A Chinese court on Tuesday upheld the death sentence of a Canadian man convicted of drug trafficking, one of a series of legal cases that have driven a diplomatic rift between Beijing and Ottawa.
Published : 10 Aug 2021, 12:22 PM
The Canadian, Robert Lloyd Schellenberg, was initially sentenced to 15 years in prison for methamphetamine trafficking. But in 2019 he was handed a death sentence in a one-day retrial, one month after Canadian authorities arrested Meng Wanzhou, an executive with a Chinese telecommunications company.
The court’s ruling on Schellenberg’s appeal came as Meng’s case in Canada was entering its final arguments. She is fighting an extradition request from the United States on fraud charges.
The arrest of Meng, the chief financial officer of Huawei, sharply increased tensions between Canada and China. Shortly after Meng was arrested, two Canadians — former diplomat Michael Kovrig and businessman Michael Spavor — were detained in China on charges of espionage. They were tried in March and are awaiting verdicts.
Hu Xijin, the editor of the Communist Party-owned Global Times newspaper, warned in 2018 that if Meng were extradited, “China’s revenge will be far worse than detaining a Canadian.”
A lower court had ruled that Schellenberg worked with others to smuggle 490 pounds of methamphetamines. Schellenberg’s lawyers had warned him that an appeal of his 2018 sentence could result in harsher punishment.
Still, the swiftness of his 2019 retrial stunned observers, with human rights advocates and legal experts saying that the timing sent a strong signal that his case was now a political matter.
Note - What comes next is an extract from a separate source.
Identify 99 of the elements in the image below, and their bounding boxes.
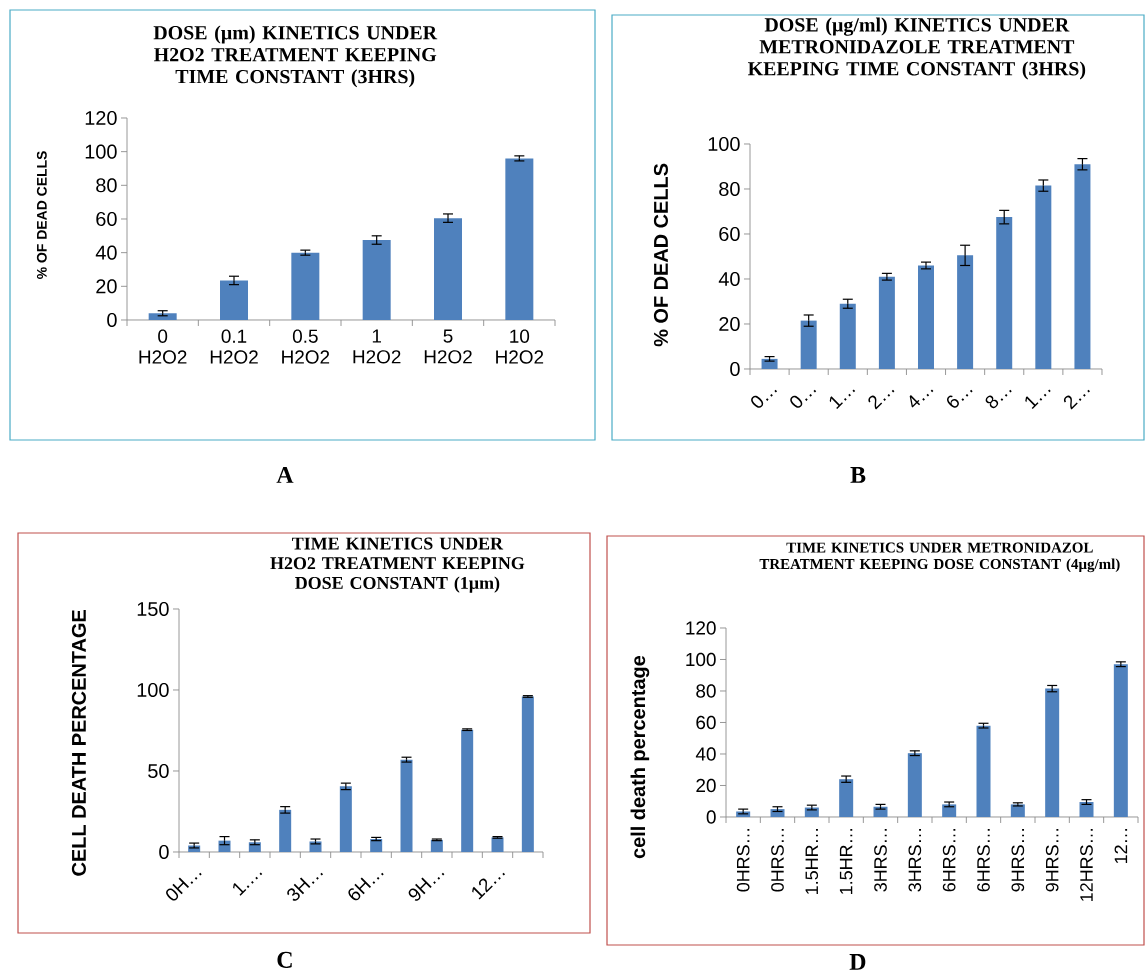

The rejection of Schellenberg’s appeal Tuesday had been seen as a near certainty. The High People’s Court of Liaoning province in northeastern China said in a statement Tuesday that “the facts found in the first instance were clear, the evidence was reliable and sufficient, the conviction was accurate, the sentence was appropriate, and the trial procedures were legal.”
His case will be reviewed by China’s highest court, the Supreme People’s Court, which is standard procedure for death-penalty cases.